According to regulations, tax receipts placed by window staff each day required registration for issuance here first. This batch of the latest Australian Song Finance and Tax Bureau tax receipts bore a set of nineteen-digit serial numbers in the upper right corner following old timeline standards. The numbers ran continuously, so when the voucher accountant recorded window staff usage, they needed only register starting and ending numbers. After daily collection concluded, window staff organized their issued, unused, and voided tax receipts, then conducted daily closing with the voucher accountant. The voucher accountant would compare records against actuals; upon confirming no errors, they registered the daily usage ledger. Unused receipts could continue in window staff hands; for issued ones, the first ply of the tax payment certificate (Tax Authority Retention Ply) was to be properly maintained by window staff after accounting room summarization, bound into books monthly, and submitted to the Voucher Accounting Room for retention and reference. If voided tax receipts remained intact on both plies, the accounting room would recover, bind, preserve, and register them. If errors discovered in subsequent reconciliation required voiding, management personnel had to recover the second ply (Taxpayer Tax Payment Certificate Ply) from the taxpayer before preserving and registering together. Tax receipts were forbidden to be lost, altered, or damaged without cause. Window staff were prohibited from borrowing or misappropriating receipts from each other, and tax receipts had to be used sequentially by serial number without skipping or breaking sequence.
Compared to the Voucher Accounting Room, the adjacent Hall Tax Accounting Room was considerably livelier. This didn't indicate a chatty atmosphere, but rather that abacus sounds in this room were double the density of the windows conducting daily closing earlier.
This large room seated twelve people—nearly matching window personnel numbers. The setup looked substantial, but actual efficiency remained modest. Zhang Xiaoqi felt helpless about this. With computers, one person could handle all this work.
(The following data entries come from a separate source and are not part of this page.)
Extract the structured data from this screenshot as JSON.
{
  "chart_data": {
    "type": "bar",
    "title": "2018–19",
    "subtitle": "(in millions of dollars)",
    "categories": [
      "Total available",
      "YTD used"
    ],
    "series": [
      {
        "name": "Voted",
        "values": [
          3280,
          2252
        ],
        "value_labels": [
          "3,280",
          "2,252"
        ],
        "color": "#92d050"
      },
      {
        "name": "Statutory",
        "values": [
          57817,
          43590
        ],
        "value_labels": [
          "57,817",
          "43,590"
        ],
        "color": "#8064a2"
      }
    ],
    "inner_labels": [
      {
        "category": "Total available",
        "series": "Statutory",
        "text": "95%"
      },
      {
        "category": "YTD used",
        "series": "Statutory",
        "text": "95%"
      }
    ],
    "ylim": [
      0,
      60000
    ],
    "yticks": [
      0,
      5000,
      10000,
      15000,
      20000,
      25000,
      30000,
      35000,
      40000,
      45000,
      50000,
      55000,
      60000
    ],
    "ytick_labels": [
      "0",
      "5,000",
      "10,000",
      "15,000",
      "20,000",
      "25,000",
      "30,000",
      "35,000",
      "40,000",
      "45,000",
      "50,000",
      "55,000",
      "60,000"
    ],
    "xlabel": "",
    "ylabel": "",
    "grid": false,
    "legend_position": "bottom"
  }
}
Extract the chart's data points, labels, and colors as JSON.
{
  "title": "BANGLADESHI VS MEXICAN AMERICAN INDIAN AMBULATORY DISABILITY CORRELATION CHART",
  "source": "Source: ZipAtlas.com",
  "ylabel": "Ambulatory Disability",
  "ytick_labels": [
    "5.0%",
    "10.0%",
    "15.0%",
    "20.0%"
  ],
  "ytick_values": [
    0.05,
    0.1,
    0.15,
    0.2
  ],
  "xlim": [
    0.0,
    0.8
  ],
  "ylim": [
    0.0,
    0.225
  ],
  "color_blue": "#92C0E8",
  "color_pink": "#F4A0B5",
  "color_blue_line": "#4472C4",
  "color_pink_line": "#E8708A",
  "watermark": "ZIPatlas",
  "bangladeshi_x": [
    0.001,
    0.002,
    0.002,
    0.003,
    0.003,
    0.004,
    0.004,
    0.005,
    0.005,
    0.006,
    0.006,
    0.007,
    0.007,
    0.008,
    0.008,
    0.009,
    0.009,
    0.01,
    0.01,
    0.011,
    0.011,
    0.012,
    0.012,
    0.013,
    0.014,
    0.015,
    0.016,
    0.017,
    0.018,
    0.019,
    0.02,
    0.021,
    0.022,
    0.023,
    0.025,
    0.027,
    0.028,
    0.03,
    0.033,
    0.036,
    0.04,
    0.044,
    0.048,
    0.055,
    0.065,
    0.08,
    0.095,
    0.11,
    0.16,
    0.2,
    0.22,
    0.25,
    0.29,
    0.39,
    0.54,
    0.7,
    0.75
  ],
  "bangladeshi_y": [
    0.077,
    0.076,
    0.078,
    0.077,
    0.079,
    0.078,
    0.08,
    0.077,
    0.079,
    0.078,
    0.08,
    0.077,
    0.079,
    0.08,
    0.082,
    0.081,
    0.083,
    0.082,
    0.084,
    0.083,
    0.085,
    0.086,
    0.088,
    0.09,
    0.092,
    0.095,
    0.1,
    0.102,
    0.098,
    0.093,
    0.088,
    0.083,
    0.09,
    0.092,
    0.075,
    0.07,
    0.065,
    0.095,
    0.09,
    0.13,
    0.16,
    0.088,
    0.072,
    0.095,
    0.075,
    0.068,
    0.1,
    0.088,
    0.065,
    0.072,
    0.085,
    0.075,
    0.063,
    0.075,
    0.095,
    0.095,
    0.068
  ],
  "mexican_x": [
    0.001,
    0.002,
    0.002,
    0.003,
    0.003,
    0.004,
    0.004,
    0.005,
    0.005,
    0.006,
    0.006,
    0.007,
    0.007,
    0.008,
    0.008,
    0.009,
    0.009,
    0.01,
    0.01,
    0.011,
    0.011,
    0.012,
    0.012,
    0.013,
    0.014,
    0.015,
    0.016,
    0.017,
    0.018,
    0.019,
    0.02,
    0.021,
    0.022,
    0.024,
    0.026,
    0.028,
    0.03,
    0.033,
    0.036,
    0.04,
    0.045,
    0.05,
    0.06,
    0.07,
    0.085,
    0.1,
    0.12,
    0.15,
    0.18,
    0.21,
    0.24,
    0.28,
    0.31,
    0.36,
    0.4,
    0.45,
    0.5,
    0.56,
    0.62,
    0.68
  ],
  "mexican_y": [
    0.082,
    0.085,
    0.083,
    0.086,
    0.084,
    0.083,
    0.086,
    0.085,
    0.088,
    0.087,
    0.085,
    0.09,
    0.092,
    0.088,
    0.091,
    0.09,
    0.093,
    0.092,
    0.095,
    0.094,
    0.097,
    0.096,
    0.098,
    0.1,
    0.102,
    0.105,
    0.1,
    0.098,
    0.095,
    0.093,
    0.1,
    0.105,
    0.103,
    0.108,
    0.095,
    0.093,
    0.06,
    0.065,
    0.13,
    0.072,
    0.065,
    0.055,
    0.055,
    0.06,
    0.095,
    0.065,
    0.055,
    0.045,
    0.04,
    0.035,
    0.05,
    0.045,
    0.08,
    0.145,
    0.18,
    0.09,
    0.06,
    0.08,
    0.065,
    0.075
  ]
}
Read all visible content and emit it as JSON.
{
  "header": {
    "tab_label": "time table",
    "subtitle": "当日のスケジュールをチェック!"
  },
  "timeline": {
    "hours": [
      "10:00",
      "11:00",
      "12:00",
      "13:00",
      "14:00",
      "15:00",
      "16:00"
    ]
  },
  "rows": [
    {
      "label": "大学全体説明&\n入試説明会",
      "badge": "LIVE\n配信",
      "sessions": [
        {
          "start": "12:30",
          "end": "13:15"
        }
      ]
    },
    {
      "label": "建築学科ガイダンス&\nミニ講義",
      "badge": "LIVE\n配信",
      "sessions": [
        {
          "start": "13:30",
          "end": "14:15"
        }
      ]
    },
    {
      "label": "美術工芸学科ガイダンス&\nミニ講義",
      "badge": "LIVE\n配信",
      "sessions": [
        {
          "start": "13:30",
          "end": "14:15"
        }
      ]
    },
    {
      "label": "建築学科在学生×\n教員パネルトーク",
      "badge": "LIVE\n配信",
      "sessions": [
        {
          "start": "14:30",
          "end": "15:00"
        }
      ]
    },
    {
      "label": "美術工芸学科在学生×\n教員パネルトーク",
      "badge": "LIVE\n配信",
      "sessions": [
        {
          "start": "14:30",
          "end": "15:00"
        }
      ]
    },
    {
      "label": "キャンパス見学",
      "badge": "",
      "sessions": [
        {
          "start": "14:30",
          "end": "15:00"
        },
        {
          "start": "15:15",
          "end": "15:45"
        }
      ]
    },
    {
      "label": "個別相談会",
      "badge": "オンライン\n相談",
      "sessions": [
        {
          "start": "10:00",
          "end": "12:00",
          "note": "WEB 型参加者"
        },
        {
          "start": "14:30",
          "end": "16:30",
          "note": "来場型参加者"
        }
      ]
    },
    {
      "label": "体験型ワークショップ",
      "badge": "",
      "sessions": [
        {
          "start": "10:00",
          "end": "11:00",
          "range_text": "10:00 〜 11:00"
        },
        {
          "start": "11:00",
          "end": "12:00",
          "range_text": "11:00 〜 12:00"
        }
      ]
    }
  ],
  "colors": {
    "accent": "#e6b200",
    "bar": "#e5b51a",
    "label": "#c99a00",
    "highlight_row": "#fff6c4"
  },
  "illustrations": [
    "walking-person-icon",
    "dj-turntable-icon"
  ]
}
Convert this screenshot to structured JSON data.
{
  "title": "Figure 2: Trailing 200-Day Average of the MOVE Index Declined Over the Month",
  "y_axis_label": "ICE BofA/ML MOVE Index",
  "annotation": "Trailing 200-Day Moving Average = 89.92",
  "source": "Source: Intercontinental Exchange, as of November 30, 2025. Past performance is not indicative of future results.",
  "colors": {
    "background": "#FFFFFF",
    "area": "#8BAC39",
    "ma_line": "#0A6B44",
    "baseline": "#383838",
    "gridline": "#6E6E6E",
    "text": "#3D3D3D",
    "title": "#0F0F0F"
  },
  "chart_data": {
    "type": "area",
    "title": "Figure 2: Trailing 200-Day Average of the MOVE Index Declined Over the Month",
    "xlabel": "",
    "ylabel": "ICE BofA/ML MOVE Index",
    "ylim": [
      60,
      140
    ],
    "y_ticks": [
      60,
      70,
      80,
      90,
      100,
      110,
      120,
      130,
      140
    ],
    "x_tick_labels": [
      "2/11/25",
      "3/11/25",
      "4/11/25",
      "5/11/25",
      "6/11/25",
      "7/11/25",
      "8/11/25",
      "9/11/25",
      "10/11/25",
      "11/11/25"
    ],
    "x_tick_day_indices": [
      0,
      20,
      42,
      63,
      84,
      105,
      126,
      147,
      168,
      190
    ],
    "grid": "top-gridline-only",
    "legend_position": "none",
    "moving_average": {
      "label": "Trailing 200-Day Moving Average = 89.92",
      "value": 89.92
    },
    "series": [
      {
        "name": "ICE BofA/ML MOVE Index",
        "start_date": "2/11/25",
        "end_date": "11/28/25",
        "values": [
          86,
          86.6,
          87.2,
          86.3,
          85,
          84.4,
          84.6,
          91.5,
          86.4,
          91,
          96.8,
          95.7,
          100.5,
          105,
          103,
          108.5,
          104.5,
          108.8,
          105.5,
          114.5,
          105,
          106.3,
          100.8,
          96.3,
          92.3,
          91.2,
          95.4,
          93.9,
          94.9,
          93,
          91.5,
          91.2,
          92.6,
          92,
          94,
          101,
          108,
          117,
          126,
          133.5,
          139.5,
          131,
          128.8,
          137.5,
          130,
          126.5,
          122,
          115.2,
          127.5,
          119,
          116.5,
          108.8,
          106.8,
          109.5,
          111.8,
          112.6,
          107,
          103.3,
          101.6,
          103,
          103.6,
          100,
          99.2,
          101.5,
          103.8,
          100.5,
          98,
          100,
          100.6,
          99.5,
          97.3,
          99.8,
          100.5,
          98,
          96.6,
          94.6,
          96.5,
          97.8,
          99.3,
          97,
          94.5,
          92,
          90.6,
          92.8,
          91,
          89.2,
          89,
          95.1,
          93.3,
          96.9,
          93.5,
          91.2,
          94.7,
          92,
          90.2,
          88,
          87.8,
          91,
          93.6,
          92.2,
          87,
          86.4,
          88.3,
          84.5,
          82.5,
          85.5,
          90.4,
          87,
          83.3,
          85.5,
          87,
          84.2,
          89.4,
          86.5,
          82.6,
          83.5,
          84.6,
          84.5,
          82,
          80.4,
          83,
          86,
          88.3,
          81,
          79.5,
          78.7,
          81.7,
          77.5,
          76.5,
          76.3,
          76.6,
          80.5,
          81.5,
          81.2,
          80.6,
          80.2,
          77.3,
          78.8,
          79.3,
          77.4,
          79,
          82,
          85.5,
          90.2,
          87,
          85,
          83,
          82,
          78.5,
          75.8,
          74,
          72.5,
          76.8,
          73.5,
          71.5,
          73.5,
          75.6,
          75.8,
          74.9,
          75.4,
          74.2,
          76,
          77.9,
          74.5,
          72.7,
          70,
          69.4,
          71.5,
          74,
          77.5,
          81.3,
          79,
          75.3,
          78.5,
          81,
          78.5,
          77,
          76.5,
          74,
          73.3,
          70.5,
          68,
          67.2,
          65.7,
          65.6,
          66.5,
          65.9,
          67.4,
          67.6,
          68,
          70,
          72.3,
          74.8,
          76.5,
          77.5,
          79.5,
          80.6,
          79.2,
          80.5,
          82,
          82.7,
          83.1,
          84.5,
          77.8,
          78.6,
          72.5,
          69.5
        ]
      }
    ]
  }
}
But currently, converting tax receipts forwarded from windows—organized by household—into summary receipts classified by tax category required considerable manual labor for this single conversion alone.
Though Guangzhou possessed a "Computing Center," and Ai Zhixin had originally harbored great expectations for it while conducting relevant business consultations with Feng Nuo, they soon discovered the Computing Center's electromechanical computers were bulky and unwieldy, genuinely inconvenient for Tax Bureau purposes. The card-encoding of these tables alone constituted an enormous undertaking. Consequently, the Finance and Tax Bureau hadn't pinned hopes on "computerization" from the outset, planning to employ it only for data summarization and analysis.
The accounting room staff first received tax receipts and funds individually from each window, verifying that totals matched. Then, with two people assigned per tax category, they passed tax receipts sequentially, each registering the amount for their designated tax category on the ledger. Finally, they calculated subtotals for each tax category and the grand total, comparing against total tax funds. Upon confirmation, they transcribed tax category subtotals from the ledger onto "Tax Summary Payment Slips" in single-category-per-slip format, completing the tax fund summarization work.